The other systems in the comparison generally use LLM calls during indexing to parse conversation text into structured representations, whether entity graphs, fact triples, or summarized memory entries. That approach tends to produce higher retrieval accuracy, as reflected in the 30-point LongMemEval-S gap, but it also increases index-time cost and introduces a dependency on an external model at write time. Nautilus Compass trades retrieval ceiling for index-time simplicity and closed-API compatibility, a position that has no direct equivalent among the surveyed alternatives [1].

FAQ

Q. Can Nautilus Compass be used with LLM providers other than Anthropic Claude? The system is designed as a black-box layer that requires no model weight access, so it is architecturally compatible with any closed-API provider. The paper focuses on Claude Code session traces for benchmarking, but the MCP 2024-11-05 server supports Cursor, Cline, and Hermes clients as well [1].

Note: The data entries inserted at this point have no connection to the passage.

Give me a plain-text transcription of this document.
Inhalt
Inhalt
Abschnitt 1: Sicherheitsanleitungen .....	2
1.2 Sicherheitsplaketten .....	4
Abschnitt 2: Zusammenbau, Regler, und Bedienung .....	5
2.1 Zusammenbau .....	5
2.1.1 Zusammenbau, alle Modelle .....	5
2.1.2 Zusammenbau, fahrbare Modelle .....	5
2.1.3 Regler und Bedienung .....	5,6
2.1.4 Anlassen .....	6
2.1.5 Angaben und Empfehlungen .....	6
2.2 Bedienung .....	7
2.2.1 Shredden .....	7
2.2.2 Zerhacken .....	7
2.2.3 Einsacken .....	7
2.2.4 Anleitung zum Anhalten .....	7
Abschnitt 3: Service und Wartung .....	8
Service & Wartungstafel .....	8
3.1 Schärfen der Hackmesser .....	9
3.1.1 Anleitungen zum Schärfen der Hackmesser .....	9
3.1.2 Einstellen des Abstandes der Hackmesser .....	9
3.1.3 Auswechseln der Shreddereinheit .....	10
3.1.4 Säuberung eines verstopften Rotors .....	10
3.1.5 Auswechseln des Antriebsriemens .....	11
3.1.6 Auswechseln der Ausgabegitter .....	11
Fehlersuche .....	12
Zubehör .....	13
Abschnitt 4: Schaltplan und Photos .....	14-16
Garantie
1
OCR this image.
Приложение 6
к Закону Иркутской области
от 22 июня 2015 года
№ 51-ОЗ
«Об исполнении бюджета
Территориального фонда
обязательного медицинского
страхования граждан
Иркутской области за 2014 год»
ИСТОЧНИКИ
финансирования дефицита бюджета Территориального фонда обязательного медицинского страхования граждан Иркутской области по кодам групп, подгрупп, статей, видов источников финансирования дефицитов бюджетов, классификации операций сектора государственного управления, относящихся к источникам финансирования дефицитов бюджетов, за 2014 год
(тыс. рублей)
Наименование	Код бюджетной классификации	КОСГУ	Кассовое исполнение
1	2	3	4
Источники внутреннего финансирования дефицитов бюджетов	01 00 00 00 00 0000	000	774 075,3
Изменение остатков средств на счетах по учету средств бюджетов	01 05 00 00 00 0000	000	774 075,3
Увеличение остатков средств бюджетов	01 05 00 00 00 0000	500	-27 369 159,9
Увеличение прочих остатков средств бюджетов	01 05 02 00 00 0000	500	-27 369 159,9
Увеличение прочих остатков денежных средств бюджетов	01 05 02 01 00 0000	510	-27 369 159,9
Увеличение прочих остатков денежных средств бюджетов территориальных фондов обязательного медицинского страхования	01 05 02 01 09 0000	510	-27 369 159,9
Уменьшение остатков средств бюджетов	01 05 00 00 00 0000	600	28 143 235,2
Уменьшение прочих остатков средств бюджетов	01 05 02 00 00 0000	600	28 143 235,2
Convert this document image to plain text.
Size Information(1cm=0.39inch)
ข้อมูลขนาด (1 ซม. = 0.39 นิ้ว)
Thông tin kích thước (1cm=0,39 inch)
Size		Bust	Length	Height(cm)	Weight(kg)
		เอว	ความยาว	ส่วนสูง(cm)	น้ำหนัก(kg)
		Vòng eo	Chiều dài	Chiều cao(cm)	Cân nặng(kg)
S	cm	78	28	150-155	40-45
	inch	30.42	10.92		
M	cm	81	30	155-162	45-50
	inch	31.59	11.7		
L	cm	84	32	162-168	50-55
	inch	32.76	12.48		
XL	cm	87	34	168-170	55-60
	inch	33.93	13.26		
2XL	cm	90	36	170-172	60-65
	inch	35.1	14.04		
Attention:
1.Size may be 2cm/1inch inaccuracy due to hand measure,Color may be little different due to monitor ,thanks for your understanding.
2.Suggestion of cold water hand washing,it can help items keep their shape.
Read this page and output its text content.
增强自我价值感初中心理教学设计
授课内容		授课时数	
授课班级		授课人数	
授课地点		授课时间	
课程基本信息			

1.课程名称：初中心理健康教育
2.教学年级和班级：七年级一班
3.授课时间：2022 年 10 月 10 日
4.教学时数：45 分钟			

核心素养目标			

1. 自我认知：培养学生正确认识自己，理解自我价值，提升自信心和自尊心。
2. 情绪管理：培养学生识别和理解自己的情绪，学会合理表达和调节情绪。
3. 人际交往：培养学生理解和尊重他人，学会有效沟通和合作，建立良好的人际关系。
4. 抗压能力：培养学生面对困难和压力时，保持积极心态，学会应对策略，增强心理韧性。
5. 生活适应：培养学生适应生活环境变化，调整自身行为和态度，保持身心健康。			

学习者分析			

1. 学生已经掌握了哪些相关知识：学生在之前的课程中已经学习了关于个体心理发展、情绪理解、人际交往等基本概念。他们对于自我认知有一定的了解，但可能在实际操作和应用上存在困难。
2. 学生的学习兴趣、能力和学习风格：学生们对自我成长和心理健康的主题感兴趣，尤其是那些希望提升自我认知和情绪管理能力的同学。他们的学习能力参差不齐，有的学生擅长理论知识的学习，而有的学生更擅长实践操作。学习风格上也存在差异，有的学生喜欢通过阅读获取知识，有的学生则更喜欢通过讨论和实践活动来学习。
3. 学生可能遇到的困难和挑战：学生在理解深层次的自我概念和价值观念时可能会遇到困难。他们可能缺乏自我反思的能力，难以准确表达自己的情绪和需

Q. What is the practical cost of running Compass in production? The researchers report an end-to-end reproduction cost of approximately $3.50, which they describe as roughly 14 times cheaper than GPT-4o-judged stacks. That figure reflects the absence of LLM calls at index time, since raw text is embedded directly rather than processed through a generative model [1].

Q. How does the 30-point retrieval gap affect real deployments? Operators who need retrieval accuracy above roughly 57% on long-context memory tasks will find the no-extraction architecture insufficient for those use cases. The authors explicitly frame the gap as the architectural ceiling of the design, not a bug, meaning it is unlikely to close without adding LLM-based extraction [1].

Q. Is the test data independent, or was it used during development? The benchmark test set was built from real Claude Code session traces and labeled by an independent LLM judge. The paper describes it as a held-out set, and the frozen test data is published alongside the code under the MIT license at the project repository [1].

Q. What does the Merkle-chained audit log actually protect against? The chaining structure ensures that any retroactive modification to an anchor entry would produce a detectable break in the chain. This is primarily relevant for compliance scenarios where operators need a verifiable record of how behavioral anchors have changed over time [1].

Key takeaways

Nautilus Compass detects persona drift in production LLM coding agents using only prompt-text cosine similarity with BGE-m3 embeddings, requiring no model weight access and enabling use with closed APIs such as Anthropic Claude.
The system achieves ROC AUC 0.83 on drift detection and 44.4% on EverMemBench-Dynamic, topping four published baselines, while sitting approximately 30 points below white-box leaders on LongMemEval-S.
Among six surveyed public agent memory layers (Mem0, Letta, Cognee, Zep, MemOS, smrti), Nautilus Compass is the only one verified to skip LLM calls at index time, reducing reproduction cost to roughly $3.50.
The single-daemon deployment covers a Claude Code plugin, MCP 2024-11-05 A2A server, CLI, and REST API, with Merkle-chained audit logging for tamper-evident anchor tracking.
The authors explicitly acknowledge the no-extraction design imposes a retrieval ceiling, framing the 30-point accuracy gap as an architectural trade-off rather than a solvable defect.